Concerns around “AI sovereignty” are growing as companies seek to reduce dependence on computing infrastructure concentrated in a small number of global regions and retain control over data, risk and regulatory exposure. At the same time, consumer tolerance for opaque AI use remains low: most Canadians say their trust in a brand would decline if it deliberately concealed how it uses AI.
While AI strategy is advancing rapidly in boardrooms, execution is running into a familiar constraint on the ground – people.
A survey of 1,500 hiring managers by Robert Half Canada finds that nearly six in 10 Canadian businesses report skills gaps in their departments, with a similar share saying those gaps have widened over the past year. Only a small minority believe they have both the talent and headcount needed to complete their most critical initiatives.
The shortages span functions central to financial performance and risk management, including finance and accounting, technology, legal, marketing and human resources. Pressure is particularly acute in financial planning and analysis, data analytics, AI and machine learning, and governance and compliance related to new technologies.
For many organisations, especially mid-sized firms without the scale of global peers, the result is a growing backlog of strategically important automation, analytics and AI projects that are difficult to deliver with existing teams.
Although most hiring managers remain optimistic and plan to add staff in the first half of 2026, recruitment itself is becoming more complex. The growing use of generative AI by candidates has made résumés and work samples harder to assess, increasing validation time and slowing hiring decisions.
Info-Tech Research Group’s Applications Priorities 2026 report adds a third constraint: application teams are struggling to keep up with AI ambition.
The firm finds that AI adoption is outpacing many organisations’ ability to modernise application portfolios and delivery practices.
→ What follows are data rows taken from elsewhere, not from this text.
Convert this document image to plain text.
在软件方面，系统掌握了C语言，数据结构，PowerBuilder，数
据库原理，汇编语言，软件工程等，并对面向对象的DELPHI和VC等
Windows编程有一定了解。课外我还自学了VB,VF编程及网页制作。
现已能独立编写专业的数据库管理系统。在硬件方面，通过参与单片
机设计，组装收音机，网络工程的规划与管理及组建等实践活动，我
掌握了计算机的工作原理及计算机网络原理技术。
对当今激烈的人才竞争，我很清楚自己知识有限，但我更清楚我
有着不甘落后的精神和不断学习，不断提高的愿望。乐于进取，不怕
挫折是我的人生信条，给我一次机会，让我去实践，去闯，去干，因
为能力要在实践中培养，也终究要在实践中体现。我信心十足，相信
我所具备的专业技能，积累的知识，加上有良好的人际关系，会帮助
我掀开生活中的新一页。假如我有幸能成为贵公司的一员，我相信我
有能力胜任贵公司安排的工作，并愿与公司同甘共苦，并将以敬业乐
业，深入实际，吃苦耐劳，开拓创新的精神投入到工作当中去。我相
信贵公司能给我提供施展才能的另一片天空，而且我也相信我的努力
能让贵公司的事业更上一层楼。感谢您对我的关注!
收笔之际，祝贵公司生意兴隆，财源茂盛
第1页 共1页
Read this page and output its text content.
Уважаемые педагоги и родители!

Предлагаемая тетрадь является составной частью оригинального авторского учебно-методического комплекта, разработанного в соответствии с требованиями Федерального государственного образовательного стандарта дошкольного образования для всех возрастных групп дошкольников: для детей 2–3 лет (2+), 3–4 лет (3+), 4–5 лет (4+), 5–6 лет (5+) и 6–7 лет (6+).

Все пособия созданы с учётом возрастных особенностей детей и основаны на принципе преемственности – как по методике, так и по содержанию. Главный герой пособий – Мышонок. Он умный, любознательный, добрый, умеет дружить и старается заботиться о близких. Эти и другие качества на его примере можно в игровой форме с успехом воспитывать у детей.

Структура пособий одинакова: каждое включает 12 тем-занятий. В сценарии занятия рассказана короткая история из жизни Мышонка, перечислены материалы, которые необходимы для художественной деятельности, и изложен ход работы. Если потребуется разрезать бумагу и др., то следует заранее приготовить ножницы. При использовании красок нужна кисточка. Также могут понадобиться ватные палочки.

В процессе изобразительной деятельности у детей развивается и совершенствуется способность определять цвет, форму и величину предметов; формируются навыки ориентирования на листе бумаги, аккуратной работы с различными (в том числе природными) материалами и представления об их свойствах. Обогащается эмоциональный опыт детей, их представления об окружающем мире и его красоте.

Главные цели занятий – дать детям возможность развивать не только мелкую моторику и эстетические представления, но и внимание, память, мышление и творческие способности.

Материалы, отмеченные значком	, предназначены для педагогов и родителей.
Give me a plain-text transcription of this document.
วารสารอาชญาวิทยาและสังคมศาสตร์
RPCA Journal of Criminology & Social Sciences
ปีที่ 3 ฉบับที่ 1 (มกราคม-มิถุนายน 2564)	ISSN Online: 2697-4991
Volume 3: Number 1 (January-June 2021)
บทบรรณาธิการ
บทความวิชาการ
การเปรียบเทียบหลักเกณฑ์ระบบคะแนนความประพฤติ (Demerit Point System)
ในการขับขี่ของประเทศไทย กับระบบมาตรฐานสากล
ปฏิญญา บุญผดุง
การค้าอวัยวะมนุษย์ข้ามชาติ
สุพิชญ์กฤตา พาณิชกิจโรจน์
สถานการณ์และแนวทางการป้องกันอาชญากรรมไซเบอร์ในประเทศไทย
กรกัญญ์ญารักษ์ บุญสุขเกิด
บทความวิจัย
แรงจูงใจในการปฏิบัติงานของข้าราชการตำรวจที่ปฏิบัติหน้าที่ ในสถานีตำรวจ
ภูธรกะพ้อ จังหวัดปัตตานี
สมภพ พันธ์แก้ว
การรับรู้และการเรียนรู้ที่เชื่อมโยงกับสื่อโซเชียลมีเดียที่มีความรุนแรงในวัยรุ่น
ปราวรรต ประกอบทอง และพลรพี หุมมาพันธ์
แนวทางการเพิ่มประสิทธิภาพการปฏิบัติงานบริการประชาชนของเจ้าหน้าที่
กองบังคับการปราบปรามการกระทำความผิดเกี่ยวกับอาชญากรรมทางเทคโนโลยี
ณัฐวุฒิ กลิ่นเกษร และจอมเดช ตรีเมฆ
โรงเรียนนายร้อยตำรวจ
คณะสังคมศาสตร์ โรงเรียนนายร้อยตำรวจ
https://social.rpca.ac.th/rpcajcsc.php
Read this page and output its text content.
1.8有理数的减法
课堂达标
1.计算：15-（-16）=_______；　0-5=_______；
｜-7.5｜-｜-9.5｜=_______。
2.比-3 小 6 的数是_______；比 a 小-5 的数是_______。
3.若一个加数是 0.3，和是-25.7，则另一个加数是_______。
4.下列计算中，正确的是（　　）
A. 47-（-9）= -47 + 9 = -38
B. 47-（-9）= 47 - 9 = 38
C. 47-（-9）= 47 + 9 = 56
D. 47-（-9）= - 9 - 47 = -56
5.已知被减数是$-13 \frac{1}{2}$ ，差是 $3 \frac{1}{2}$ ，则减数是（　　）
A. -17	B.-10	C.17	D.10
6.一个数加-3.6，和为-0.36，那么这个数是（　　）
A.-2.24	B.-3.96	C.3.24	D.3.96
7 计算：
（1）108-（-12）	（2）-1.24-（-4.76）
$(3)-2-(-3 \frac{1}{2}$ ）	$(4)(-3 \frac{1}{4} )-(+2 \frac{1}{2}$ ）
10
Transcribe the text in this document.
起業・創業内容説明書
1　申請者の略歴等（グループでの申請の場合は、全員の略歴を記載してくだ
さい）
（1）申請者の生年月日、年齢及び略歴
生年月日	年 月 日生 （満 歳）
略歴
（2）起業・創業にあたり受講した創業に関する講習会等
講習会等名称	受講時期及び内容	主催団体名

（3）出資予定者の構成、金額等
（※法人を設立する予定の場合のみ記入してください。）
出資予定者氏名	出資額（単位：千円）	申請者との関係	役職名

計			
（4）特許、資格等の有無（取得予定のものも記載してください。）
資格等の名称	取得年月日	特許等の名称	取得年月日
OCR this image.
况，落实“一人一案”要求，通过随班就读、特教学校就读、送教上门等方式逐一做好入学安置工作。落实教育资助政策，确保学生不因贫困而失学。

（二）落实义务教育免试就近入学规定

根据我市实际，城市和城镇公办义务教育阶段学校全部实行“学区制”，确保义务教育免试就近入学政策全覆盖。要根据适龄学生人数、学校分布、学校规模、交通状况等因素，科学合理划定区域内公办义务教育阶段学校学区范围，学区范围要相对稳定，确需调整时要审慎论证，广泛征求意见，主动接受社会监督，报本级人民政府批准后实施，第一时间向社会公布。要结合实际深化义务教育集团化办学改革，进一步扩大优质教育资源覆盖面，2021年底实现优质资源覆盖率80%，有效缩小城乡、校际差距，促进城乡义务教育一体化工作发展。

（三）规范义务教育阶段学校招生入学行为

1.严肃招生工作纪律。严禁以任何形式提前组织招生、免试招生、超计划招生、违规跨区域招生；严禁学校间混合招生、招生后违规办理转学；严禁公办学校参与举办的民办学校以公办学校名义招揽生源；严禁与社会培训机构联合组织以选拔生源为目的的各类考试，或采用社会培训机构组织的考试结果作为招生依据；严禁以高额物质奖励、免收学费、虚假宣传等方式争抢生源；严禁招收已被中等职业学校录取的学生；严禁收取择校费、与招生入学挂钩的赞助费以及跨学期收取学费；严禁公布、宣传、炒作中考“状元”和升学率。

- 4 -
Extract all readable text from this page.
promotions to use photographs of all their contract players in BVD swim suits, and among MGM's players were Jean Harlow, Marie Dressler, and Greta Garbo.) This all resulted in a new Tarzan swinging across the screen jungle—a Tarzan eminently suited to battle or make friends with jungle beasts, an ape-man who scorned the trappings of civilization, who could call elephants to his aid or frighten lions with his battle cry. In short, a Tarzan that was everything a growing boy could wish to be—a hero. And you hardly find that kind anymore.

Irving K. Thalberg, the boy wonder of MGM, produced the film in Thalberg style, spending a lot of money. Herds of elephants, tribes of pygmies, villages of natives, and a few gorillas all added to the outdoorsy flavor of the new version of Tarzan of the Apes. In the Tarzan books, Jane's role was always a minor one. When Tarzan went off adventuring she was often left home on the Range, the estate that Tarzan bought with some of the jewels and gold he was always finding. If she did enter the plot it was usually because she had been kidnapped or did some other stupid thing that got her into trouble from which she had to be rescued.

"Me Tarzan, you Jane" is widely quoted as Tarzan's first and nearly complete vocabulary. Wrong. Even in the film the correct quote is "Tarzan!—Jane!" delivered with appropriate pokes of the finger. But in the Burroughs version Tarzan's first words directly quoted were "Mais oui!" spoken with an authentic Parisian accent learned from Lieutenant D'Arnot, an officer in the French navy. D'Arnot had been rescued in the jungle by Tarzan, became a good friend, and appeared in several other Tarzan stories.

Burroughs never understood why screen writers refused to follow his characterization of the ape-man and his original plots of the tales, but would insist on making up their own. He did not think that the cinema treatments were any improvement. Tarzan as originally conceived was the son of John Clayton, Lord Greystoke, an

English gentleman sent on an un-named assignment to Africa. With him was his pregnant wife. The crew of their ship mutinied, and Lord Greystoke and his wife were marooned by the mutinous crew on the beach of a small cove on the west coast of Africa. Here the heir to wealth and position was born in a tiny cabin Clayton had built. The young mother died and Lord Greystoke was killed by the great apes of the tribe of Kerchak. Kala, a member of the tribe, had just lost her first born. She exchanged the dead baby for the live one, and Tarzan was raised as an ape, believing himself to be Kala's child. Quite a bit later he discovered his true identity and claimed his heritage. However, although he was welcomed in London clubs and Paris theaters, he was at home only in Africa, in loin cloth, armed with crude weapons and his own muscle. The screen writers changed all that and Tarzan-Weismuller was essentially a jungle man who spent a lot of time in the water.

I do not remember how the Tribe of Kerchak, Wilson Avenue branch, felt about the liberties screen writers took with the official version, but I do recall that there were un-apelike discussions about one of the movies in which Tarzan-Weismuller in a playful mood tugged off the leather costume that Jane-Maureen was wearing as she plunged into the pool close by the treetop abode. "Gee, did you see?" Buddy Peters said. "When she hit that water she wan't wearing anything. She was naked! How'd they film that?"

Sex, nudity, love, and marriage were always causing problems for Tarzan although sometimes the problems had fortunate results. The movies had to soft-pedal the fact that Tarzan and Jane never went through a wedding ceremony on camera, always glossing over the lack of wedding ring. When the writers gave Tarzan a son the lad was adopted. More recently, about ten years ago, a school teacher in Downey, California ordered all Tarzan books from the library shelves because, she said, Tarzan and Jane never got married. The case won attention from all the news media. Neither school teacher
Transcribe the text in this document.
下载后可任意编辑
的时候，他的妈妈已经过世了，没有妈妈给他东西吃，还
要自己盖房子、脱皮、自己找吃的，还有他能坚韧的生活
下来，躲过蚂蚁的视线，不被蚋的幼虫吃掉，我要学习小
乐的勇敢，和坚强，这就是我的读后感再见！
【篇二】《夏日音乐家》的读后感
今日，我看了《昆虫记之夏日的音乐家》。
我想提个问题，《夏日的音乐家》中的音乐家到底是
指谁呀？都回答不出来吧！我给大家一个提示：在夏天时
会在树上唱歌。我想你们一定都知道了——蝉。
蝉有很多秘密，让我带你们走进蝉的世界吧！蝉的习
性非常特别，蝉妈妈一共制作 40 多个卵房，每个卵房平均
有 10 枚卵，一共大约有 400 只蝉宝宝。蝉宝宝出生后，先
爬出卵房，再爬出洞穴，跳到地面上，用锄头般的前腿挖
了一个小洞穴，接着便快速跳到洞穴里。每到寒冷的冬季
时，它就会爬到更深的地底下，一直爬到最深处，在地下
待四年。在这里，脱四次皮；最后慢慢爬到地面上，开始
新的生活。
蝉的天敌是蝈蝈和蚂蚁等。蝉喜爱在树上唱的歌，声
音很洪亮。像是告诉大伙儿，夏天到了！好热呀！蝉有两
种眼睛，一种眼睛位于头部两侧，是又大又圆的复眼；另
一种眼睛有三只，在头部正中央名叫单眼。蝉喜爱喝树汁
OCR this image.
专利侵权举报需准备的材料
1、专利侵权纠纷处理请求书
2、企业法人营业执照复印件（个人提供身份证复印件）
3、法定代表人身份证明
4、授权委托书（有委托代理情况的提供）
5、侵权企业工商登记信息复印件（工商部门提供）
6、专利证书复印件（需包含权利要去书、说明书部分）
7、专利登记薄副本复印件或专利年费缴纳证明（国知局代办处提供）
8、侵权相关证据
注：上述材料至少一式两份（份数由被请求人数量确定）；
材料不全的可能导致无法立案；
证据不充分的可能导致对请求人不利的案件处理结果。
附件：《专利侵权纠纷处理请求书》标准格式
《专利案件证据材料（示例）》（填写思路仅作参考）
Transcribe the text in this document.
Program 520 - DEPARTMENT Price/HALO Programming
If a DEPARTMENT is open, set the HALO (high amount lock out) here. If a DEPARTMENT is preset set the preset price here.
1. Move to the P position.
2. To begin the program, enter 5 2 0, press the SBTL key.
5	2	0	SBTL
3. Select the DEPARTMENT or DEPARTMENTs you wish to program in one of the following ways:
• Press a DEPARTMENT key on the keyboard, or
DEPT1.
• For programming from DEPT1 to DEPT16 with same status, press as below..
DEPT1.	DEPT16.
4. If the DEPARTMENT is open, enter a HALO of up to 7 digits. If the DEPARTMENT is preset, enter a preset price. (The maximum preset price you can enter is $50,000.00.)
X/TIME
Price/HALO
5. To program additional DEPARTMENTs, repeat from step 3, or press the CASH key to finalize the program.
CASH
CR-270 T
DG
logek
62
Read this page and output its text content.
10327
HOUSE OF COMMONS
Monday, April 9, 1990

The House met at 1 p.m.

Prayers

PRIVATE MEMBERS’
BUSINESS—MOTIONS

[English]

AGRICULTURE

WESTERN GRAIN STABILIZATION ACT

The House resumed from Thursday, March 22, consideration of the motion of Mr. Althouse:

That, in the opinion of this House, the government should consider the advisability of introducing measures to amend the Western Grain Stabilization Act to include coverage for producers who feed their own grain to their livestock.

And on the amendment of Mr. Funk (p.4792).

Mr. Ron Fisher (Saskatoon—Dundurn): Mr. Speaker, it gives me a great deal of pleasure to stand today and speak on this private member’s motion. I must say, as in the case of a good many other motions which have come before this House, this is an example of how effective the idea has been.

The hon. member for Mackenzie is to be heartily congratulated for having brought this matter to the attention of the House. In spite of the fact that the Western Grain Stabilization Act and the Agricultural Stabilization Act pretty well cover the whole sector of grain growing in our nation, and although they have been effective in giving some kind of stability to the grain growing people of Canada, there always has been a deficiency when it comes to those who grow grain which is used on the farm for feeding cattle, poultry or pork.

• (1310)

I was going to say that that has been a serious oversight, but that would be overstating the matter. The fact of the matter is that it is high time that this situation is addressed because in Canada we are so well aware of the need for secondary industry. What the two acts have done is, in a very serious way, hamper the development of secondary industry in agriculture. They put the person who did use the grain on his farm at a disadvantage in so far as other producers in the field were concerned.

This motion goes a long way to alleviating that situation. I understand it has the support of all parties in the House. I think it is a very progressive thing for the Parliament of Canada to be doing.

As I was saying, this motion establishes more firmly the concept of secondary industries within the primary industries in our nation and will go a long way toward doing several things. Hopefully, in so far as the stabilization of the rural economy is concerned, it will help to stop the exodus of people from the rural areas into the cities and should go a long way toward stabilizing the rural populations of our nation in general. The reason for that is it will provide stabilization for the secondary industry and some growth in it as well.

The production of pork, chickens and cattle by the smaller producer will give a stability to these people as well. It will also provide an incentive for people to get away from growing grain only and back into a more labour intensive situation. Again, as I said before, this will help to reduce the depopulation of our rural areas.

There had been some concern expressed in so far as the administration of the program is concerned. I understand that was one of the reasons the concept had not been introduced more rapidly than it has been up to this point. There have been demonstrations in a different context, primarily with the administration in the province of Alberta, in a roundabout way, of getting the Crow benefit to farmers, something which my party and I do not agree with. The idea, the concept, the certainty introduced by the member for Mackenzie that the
Years of accumulated technical debt are reducing throughput and complicating integration of new AI capabilities, while capacity constraints across cloud, SaaS and third-party ecosystems are creating friction as teams attempt to support more personalised and automated experiences.
“AI is accelerating faster than the preparations of most applications practices,” says Andrew Kum-Seun, research director at Info-Tech. Organisations that focus narrowly on pilots or tools, he argues, will struggle to sustain results. Those that strengthen delivery fundamentals and deliberately integrate AI into roles, workflows and architectures will be better positioned to generate consistent value.
Info-Tech outlines four priorities for 2026, including embedding proven AI into core delivery activities, treating AI as a team member in how work is organised, using data and AI to create more contextual digital experiences, and enabling broader process automation across business units.
For Canadian firms juggling limited budgets, legacy systems and rising stakeholder expectations, failure to address technical debt and governance could amplify operational risk—particularly as regulators and clients raise expectations around AI reliability, data protection and transparency.
Taken together, the three reports suggest 2026 will be a defining year for how Canadian businesses convert AI momentum into measurable outcomes. Executive confidence is high, but it is being tested by tight labour markets, rapid technological change and evolving expectations from customers, regulators and investors.